#2 Promises to Tomorrow: Listening to the young

When Archbishop Tutu wanted to accelerate the anti-apartheid movement in South Africa, there was a point, when he decided to spend his time only talking and listening to young people, people under 30. He felt that they were the ones who would be inheriting a post apartheid South Africa and so needed to understand what they could do together to create that future. This week in Chicago President Obama gave clear confidence and instruction to young people:

This generation coming up – unselfish, altruistic, creative, patriotic – I’ve seen you in every corner of the country. You believe in a fair, just, inclusive America; you know that constant change has been America’s hallmark, something not to fear but to embrace, and you are willing to carry this hard work of democracy forward. You’ll soon outnumber any of us, and I believe as a result that the future is in good hands.

It is imperative we listen to children and young people, to understand why they are making the choices they are making. In volunteering they are putting their energy into environmental pursuits, leaving the services like Meals on Wheels to the retired; in the way they spend their time, they are giving some to themselves and more to being together with peers than any other generation sharing and connecting in such constant ways through social media and in real time; with their finances they are building new collaborative economies where access is more important than ownership. As the first generation of digital natives they are wired differently and have different priorities. Debt and cost of living, means they are more likely to save for an experience than a house. They are better informed about health and well-being and are spending more time and money investing in their bodies than previous generations. These trends exist world-wide and although there are definitely inequities and gaps in countries and between countries – these are still the general trends of a generation. Those born in the 1990s are coming of age now and leaving their youth and as they start to enter their 30s will be having their own children.

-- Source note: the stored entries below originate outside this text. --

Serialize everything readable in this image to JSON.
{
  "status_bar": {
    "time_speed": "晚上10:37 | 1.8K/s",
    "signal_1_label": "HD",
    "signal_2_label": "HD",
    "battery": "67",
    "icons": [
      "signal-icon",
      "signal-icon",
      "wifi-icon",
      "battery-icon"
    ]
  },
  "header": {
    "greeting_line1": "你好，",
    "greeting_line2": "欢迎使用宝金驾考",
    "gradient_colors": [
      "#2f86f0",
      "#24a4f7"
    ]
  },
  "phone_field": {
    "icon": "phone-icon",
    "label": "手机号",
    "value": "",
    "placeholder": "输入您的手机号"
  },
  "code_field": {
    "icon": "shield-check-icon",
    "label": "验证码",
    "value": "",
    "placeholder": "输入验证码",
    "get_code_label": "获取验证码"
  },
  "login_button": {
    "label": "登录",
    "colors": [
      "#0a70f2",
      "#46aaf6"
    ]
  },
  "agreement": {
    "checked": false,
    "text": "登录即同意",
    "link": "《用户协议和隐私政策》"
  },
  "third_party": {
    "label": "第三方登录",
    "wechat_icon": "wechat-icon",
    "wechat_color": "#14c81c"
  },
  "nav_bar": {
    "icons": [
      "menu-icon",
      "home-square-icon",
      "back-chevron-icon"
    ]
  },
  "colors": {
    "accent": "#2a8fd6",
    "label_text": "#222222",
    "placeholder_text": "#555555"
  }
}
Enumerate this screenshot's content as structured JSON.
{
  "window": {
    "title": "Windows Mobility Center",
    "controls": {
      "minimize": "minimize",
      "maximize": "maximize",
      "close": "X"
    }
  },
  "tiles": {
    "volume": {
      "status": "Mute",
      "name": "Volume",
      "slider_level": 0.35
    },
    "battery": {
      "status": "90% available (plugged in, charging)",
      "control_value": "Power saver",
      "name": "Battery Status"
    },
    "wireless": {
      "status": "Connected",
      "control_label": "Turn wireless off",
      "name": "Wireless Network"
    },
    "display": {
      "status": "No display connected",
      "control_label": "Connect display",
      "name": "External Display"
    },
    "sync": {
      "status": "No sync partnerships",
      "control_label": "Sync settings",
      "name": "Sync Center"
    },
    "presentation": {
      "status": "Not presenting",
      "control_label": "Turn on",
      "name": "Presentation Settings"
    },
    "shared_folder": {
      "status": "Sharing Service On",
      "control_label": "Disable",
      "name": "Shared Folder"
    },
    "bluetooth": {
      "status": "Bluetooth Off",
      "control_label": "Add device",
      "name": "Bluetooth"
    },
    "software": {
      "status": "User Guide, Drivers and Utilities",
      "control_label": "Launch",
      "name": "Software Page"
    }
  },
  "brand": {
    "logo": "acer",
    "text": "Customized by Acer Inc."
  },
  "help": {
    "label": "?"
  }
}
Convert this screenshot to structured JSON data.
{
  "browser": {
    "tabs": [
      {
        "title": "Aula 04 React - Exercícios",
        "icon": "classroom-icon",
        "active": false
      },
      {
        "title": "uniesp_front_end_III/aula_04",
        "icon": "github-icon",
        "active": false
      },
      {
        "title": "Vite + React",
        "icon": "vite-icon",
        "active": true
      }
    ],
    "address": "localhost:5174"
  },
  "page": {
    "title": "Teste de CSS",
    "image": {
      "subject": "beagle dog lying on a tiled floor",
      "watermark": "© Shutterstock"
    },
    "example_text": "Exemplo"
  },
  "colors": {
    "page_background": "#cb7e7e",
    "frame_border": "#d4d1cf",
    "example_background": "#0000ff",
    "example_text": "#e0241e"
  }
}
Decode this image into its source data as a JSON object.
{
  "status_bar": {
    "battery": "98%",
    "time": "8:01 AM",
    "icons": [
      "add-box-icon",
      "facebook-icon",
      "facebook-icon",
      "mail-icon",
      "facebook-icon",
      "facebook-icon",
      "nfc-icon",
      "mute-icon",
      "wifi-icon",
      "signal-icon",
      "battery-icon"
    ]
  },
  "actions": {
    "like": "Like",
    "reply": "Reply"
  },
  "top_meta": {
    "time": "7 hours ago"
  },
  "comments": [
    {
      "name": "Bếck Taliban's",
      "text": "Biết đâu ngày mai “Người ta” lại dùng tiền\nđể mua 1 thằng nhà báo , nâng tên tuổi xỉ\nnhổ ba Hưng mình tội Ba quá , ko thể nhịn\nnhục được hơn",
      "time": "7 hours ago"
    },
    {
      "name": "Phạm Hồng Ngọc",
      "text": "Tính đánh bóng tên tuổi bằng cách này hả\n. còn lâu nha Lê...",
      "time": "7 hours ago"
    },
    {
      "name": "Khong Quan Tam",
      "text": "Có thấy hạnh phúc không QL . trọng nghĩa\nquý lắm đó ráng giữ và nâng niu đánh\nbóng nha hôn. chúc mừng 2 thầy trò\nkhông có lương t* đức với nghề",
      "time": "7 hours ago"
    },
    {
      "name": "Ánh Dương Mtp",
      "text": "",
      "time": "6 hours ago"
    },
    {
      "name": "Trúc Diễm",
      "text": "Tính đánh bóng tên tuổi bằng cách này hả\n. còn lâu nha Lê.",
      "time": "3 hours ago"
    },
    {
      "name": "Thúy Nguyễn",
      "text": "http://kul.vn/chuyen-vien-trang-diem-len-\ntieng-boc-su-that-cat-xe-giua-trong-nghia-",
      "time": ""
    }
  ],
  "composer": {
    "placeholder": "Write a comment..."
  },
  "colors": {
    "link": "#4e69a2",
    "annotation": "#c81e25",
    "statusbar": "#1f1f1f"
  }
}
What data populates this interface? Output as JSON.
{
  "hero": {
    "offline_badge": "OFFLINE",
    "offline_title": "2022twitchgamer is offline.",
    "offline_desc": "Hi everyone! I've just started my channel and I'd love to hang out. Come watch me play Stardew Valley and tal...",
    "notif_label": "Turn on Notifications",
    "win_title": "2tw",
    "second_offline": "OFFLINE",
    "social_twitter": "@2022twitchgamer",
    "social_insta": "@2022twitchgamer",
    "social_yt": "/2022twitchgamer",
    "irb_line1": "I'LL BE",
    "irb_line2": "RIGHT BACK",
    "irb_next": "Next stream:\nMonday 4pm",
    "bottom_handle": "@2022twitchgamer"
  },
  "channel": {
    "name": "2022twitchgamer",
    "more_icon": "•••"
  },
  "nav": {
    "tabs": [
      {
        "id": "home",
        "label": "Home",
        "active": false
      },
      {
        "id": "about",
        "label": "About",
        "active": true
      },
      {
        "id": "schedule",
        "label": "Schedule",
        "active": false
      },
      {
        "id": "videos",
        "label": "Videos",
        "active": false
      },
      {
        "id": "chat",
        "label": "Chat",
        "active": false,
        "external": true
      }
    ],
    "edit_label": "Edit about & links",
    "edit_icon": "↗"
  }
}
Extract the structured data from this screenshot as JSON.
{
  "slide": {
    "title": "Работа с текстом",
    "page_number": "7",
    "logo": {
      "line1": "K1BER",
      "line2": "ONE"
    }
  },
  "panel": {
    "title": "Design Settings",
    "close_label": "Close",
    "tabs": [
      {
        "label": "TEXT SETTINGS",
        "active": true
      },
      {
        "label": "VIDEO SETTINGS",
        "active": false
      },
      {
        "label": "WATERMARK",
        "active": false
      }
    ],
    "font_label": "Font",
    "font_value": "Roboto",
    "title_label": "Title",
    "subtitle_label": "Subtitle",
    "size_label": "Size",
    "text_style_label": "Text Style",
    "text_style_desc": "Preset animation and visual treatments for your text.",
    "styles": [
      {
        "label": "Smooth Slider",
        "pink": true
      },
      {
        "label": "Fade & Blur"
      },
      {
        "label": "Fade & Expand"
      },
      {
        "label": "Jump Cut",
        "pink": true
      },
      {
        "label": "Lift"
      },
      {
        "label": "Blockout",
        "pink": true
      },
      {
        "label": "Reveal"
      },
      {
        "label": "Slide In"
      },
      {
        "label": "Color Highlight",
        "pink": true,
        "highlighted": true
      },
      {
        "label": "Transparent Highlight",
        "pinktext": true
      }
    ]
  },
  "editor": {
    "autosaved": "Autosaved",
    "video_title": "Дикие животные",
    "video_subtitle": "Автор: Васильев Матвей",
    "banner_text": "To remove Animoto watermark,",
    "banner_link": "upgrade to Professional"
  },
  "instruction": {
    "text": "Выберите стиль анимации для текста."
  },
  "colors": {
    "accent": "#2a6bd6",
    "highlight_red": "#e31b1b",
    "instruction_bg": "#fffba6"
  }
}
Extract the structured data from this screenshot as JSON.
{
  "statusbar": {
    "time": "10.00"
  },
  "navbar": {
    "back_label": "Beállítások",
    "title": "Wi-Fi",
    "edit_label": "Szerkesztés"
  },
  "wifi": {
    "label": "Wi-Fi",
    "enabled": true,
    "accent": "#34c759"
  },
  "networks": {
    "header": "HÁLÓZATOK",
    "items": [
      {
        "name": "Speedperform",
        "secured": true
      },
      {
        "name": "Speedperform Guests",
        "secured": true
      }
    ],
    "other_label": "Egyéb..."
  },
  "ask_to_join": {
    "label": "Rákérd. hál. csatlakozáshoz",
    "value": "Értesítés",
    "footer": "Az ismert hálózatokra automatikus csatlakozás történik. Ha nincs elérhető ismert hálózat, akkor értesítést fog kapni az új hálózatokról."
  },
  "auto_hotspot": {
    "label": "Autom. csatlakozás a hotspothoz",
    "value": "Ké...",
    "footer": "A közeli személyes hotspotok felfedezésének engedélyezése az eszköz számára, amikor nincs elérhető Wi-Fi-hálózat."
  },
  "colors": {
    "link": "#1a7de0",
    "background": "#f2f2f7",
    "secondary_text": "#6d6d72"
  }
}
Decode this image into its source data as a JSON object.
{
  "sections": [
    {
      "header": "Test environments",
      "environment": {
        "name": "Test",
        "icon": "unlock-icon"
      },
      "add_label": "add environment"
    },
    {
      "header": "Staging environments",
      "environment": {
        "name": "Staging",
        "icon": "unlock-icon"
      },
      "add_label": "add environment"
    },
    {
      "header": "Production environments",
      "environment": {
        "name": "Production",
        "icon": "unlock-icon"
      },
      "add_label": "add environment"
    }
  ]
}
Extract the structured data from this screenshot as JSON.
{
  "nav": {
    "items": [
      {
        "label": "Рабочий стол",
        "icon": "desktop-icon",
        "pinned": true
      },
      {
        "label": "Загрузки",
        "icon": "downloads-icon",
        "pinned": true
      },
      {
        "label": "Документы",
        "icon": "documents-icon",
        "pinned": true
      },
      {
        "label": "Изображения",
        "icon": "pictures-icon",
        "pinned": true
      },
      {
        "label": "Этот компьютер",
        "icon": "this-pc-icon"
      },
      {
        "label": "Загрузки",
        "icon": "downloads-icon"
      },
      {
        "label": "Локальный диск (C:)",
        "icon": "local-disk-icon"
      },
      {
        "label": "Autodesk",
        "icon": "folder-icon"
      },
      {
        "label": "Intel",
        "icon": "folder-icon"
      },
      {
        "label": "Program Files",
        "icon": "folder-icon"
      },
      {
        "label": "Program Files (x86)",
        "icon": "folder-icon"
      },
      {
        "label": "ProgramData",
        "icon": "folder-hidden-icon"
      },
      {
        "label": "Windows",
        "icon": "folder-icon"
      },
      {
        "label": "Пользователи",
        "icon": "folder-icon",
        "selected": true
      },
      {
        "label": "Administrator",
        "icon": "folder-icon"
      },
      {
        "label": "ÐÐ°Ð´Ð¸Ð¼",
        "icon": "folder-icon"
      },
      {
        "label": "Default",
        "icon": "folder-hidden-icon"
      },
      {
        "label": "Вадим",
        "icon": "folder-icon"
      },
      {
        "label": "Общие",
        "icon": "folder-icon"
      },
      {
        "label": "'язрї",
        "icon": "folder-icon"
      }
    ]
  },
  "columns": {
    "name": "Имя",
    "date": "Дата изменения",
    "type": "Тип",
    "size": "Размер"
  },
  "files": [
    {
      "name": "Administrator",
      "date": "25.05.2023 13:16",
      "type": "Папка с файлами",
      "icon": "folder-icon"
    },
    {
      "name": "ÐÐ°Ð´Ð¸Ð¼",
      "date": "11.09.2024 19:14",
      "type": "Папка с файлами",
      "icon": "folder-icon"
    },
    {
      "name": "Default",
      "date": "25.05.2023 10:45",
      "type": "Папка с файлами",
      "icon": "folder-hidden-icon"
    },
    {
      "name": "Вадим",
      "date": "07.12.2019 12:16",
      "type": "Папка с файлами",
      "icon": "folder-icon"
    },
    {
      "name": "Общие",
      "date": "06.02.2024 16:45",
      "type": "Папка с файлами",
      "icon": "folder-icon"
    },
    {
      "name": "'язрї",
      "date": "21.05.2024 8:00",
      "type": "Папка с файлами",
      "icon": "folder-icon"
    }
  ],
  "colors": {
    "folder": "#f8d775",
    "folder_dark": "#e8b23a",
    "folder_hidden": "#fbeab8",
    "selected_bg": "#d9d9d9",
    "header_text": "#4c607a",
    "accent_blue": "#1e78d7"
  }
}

Children being born today are asking questions that were hidden in previous generations. An 11 year old I know who is the grandson of a dear friend of mine asked his mother a question this week:

If a person doesn’t identify as either male or female, when they or their partner has a baby, how do they decide if they are a mother or a father – can anyone have an opinion for example could one child call them mum but the other child call them dad, based on how they view that parent?

This is a question that might not have been asked in any generation before his.

My promise to the future is I will be curious and look for ways to listen in to younger people and children. I will pay attention to what they are saying on line, their art, the books they are reading, movies they are watching, games they are playing, questions they are asking. This means I need to be in places where I can hear, see and be exposed to their voices and find ways to bring them to my attention.

The young voice, the young mind, inspires and encourages. And for those who are in despair, grieving, abused or confused, we need to hear that too and animate, embolden and support them to take the steps they need to take to turn that around; or get out of the way so they can do it themselves, or move a barrier on their behalf. When you don’t have children in your life, you are not exposed to their wonder and awe at the world, and seeing the world through a child’s eyes does let you see the twinkle in the star.

Building optimism is essential to building a resilient generation, with depression in epidemic proportions amongst teens and young adults, I wonder if there is a correlation between that phenomena and not being heard? Paying attention to the early warning signs, that may not be voiced; asking simple questions like are you OK?; offering up a support when you detect one might be needed even if it is rejected is a sign you are sending that you are listening, noticing.

As a person in the older generation I promise to be a builder of hope. I will hold an expectation of potential and have a desire to listen to their questions with confidence those questions are planting seeds of tomorrow.